I’ve heard talk of a quiet violence
waiting at the water’s edge
where children learn the earth by golden shores
and gulls decorate shadows with all their height.

I’ve heard the mountains speak of their agony
a gripping smog hurting their stone –
the sparrow and the wren salvage hope from the wind
casting their song over the ears of morning,

I’ve seen the mountaineer conquer
the obstinacy of rock with the smallest
of hands, breath leaving his mouth
like an eruption of ampersands.

I’ve heard the forest’s thin call
as it’s left to shudder under its heavy load,
I remember a time it would climb
to paint the world with its green

where now will the lovers go to know each other’s palms?
How will kisses announce themselves to lips
if the path we’ve walked for so long
becomes lost to the noise we share?

I’ve seen how the willow holds its perennial lean
while cliffs frail as deceit drop to the sea.
A rainbow bought and sold for its skin
is worn like victory by another skyscraper.

Lakes still embrace shoals of fish
while icebergs melt like snow on lips.
Seasons start to run from each other
while love’s left to shiver on the edge of a leaf.

But there’s still time to rescue the tranquillity
the fragile space between parks, pitches and sea –
the cosmos in all its wonderment and us,
a blink in its starry eye.

I’ve heard of this kind of dying before
slow, white and expansive.
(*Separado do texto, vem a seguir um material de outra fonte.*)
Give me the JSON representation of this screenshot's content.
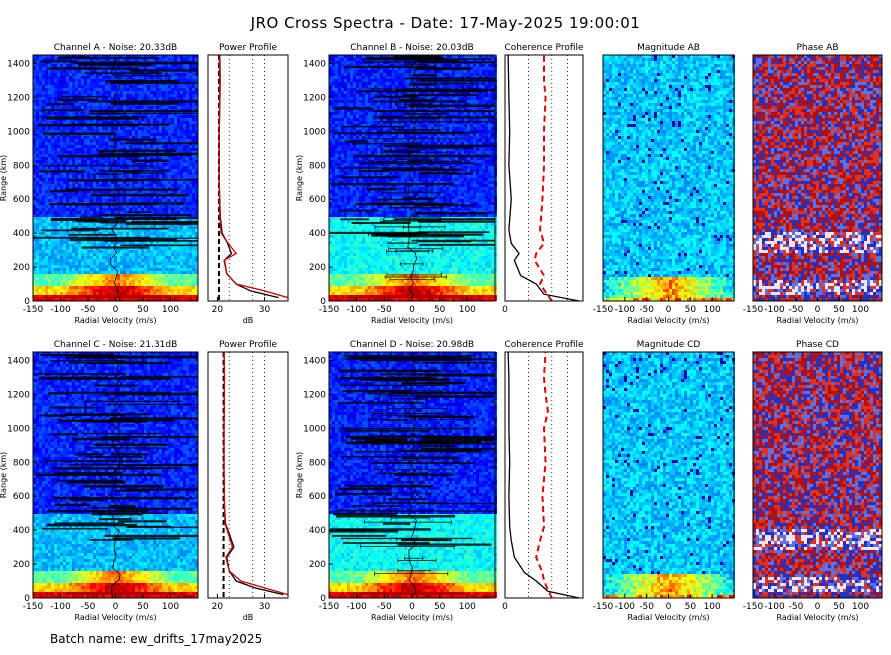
{
  "figure": {
    "title": "JRO Cross Spectra - Date: 17-May-2025 19:00:01",
    "batch_label": "Batch name: ew_drifts_17may2025"
  },
  "chart_data": [
    {
      "type": "heatmap",
      "id": "chA",
      "title": "Channel A - Noise: 20.33dB",
      "xlabel": "Radial Velocity (m/s)",
      "ylabel": "Range (km)",
      "xlim": [
        -150,
        150
      ],
      "ylim": [
        0,
        1450
      ],
      "xticks": [
        "-150",
        "-100",
        "-50",
        "0",
        "50",
        "100"
      ],
      "yticks": [
        "0",
        "200",
        "400",
        "600",
        "800",
        "1000",
        "1200",
        "1400"
      ],
      "colormap": "jet",
      "background_color": "#3038c8"
    },
    {
      "type": "line",
      "id": "powA",
      "title": "Power Profile",
      "xlabel": "dB",
      "ylabel": "",
      "xlim": [
        18,
        35
      ],
      "ylim": [
        0,
        1450
      ],
      "xticks": [
        "20",
        "30"
      ],
      "series": [
        {
          "color": "#000000",
          "x": [
            33,
            27,
            24,
            22,
            21.5,
            23,
            22,
            21,
            20.6,
            20.4,
            20.4,
            20.6,
            20.5
          ],
          "y": [
            20,
            60,
            100,
            160,
            240,
            280,
            350,
            400,
            500,
            700,
            1000,
            1300,
            1450
          ]
        },
        {
          "color": "#d00000",
          "x": [
            35,
            30,
            24,
            22,
            21.4,
            24,
            22,
            20.8,
            20.5,
            20.4,
            20.4,
            20.5,
            20.4
          ],
          "y": [
            20,
            60,
            100,
            160,
            240,
            280,
            350,
            400,
            500,
            700,
            1000,
            1300,
            1450
          ]
        }
      ],
      "noise_level": 20.33
    },
    {
      "type": "heatmap",
      "id": "chB",
      "title": "Channel B - Noise: 20.03dB",
      "xlabel": "Radial Velocity (m/s)",
      "ylabel": "Range (km)",
      "xlim": [
        -150,
        150
      ],
      "ylim": [
        0,
        1450
      ],
      "xticks": [
        "-150",
        "-100",
        "-50",
        "0",
        "50",
        "100"
      ],
      "yticks": [
        "0",
        "200",
        "400",
        "600",
        "800",
        "1000",
        "1200",
        "1400"
      ],
      "colormap": "jet",
      "background_color": "#3038c8"
    },
    {
      "type": "line",
      "id": "cohAB",
      "title": "Coherence Profile",
      "xlabel": "",
      "ylabel": "",
      "xlim": [
        0,
        1
      ],
      "ylim": [
        0,
        1450
      ],
      "xticks": [
        "0"
      ],
      "series": [
        {
          "color": "#000000",
          "style": "solid",
          "x": [
            0.95,
            0.5,
            0.4,
            0.2,
            0.12,
            0.18,
            0.08,
            0.05,
            0.08,
            0.05,
            0.06,
            0.05,
            0.04
          ],
          "y": [
            0,
            40,
            100,
            150,
            240,
            280,
            340,
            420,
            600,
            800,
            1000,
            1200,
            1450
          ]
        },
        {
          "color": "#e00000",
          "style": "dashed",
          "x": [
            0.6,
            0.45,
            0.5,
            0.38,
            0.4,
            0.5,
            0.45,
            0.48,
            0.5,
            0.5,
            0.52,
            0.5,
            0.5
          ],
          "y": [
            0,
            100,
            150,
            240,
            280,
            340,
            420,
            600,
            800,
            1000,
            1200,
            1300,
            1450
          ]
        }
      ]
    },
    {
      "type": "heatmap",
      "id": "magAB",
      "title": "Magnitude AB",
      "xlabel": "Radial Velocity (m/s)",
      "ylabel": "",
      "xlim": [
        -150,
        150
      ],
      "ylim": [
        0,
        1450
      ],
      "xticks": [
        "-150",
        "-100",
        "-50",
        "0",
        "50",
        "100"
      ],
      "colormap": "jet",
      "background_color": "#6a78e8"
    },
    {
      "type": "heatmap",
      "id": "phaAB",
      "title": "Phase AB",
      "xlabel": "Radial Velocity (m/s)",
      "ylabel": "",
      "xlim": [
        -150,
        150
      ],
      "ylim": [
        0,
        1450
      ],
      "xticks": [
        "-150",
        "-100",
        "-50",
        "0",
        "50",
        "100"
      ],
      "colormap": "red-white-blue"
    },
    {
      "type": "heatmap",
      "id": "chC",
      "title": "Channel C - Noise: 21.31dB",
      "xlabel": "Radial Velocity (m/s)",
      "ylabel": "Range (km)",
      "xlim": [
        -150,
        150
      ],
      "ylim": [
        0,
        1450
      ],
      "xticks": [
        "-150",
        "-100",
        "-50",
        "0",
        "50",
        "100"
      ],
      "yticks": [
        "0",
        "200",
        "400",
        "600",
        "800",
        "1000",
        "1200",
        "1400"
      ],
      "colormap": "jet",
      "background_color": "#3038c8"
    },
    {
      "type": "line",
      "id": "powC",
      "title": "Power Profile",
      "xlabel": "dB",
      "ylabel": "",
      "xlim": [
        18,
        35
      ],
      "ylim": [
        0,
        1450
      ],
      "xticks": [
        "20",
        "30"
      ],
      "series": [
        {
          "color": "#000000",
          "x": [
            34,
            28,
            24,
            22.5,
            22,
            23.5,
            22.5,
            21.7,
            21.5,
            21.4,
            21.4,
            21.5,
            21.4
          ],
          "y": [
            20,
            60,
            100,
            160,
            240,
            300,
            380,
            440,
            550,
            750,
            1000,
            1300,
            1450
          ]
        },
        {
          "color": "#d00000",
          "x": [
            35,
            30,
            25,
            22.5,
            21.8,
            23.2,
            22.3,
            21.6,
            21.5,
            21.4,
            21.4,
            21.5,
            21.4
          ],
          "y": [
            20,
            60,
            100,
            160,
            240,
            300,
            380,
            440,
            550,
            750,
            1000,
            1300,
            1450
          ]
        }
      ],
      "noise_level": 21.31
    },
    {
      "type": "heatmap",
      "id": "chD",
      "title": "Channel D - Noise: 20.98dB",
      "xlabel": "Radial Velocity (m/s)",
      "ylabel": "Range (km)",
      "xlim": [
        -150,
        150
      ],
      "ylim": [
        0,
        1450
      ],
      "xticks": [
        "-150",
        "-100",
        "-50",
        "0",
        "50",
        "100"
      ],
      "yticks": [
        "0",
        "200",
        "400",
        "600",
        "800",
        "1000",
        "1200",
        "1400"
      ],
      "colormap": "jet",
      "background_color": "#3038c8"
    },
    {
      "type": "line",
      "id": "cohCD",
      "title": "Coherence Profile",
      "xlabel": "",
      "ylabel": "",
      "xlim": [
        0,
        1
      ],
      "ylim": [
        0,
        1450
      ],
      "xticks": [
        "0"
      ],
      "series": [
        {
          "color": "#000000",
          "style": "solid",
          "x": [
            0.95,
            0.55,
            0.4,
            0.25,
            0.12,
            0.08,
            0.06,
            0.05,
            0.06,
            0.05,
            0.05,
            0.05,
            0.04
          ],
          "y": [
            0,
            40,
            100,
            150,
            240,
            340,
            420,
            600,
            800,
            1000,
            1200,
            1300,
            1450
          ]
        },
        {
          "color": "#e00000",
          "style": "dashed",
          "x": [
            0.6,
            0.5,
            0.48,
            0.4,
            0.45,
            0.5,
            0.48,
            0.52,
            0.5,
            0.55,
            0.52,
            0.5,
            0.52
          ],
          "y": [
            0,
            100,
            150,
            240,
            340,
            420,
            600,
            800,
            1000,
            1100,
            1200,
            1300,
            1450
          ]
        }
      ]
    },
    {
      "type": "heatmap",
      "id": "magCD",
      "title": "Magnitude CD",
      "xlabel": "Radial Velocity (m/s)",
      "ylabel": "",
      "xlim": [
        -150,
        150
      ],
      "ylim": [
        0,
        1450
      ],
      "xticks": [
        "-150",
        "-100",
        "-50",
        "0",
        "50",
        "100"
      ],
      "colormap": "jet",
      "background_color": "#6a78e8"
    },
    {
      "type": "heatmap",
      "id": "phaCD",
      "title": "Phase CD",
      "xlabel": "Radial Velocity (m/s)",
      "ylabel": "",
      "xlim": [
        -150,
        150
      ],
      "ylim": [
        0,
        1450
      ],
      "xticks": [
        "-150",
        "-100",
        "-50",
        "0",
        "50",
        "100"
      ],
      "colormap": "red-white-blue"
    }
  ]
}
I’ve followed
the groan and made my lungs from the trail.

We are building new rain,
We are harbouring less sight
an infant tilts his head skywards
and asks his mother what’s beyond
she takes him by the hand and says

we will shape the brilliant and new
I very much like you have been saved so many times by a view
yesterday the sun whispered into the moon’s ear
and the moon trembled, turning white with fear.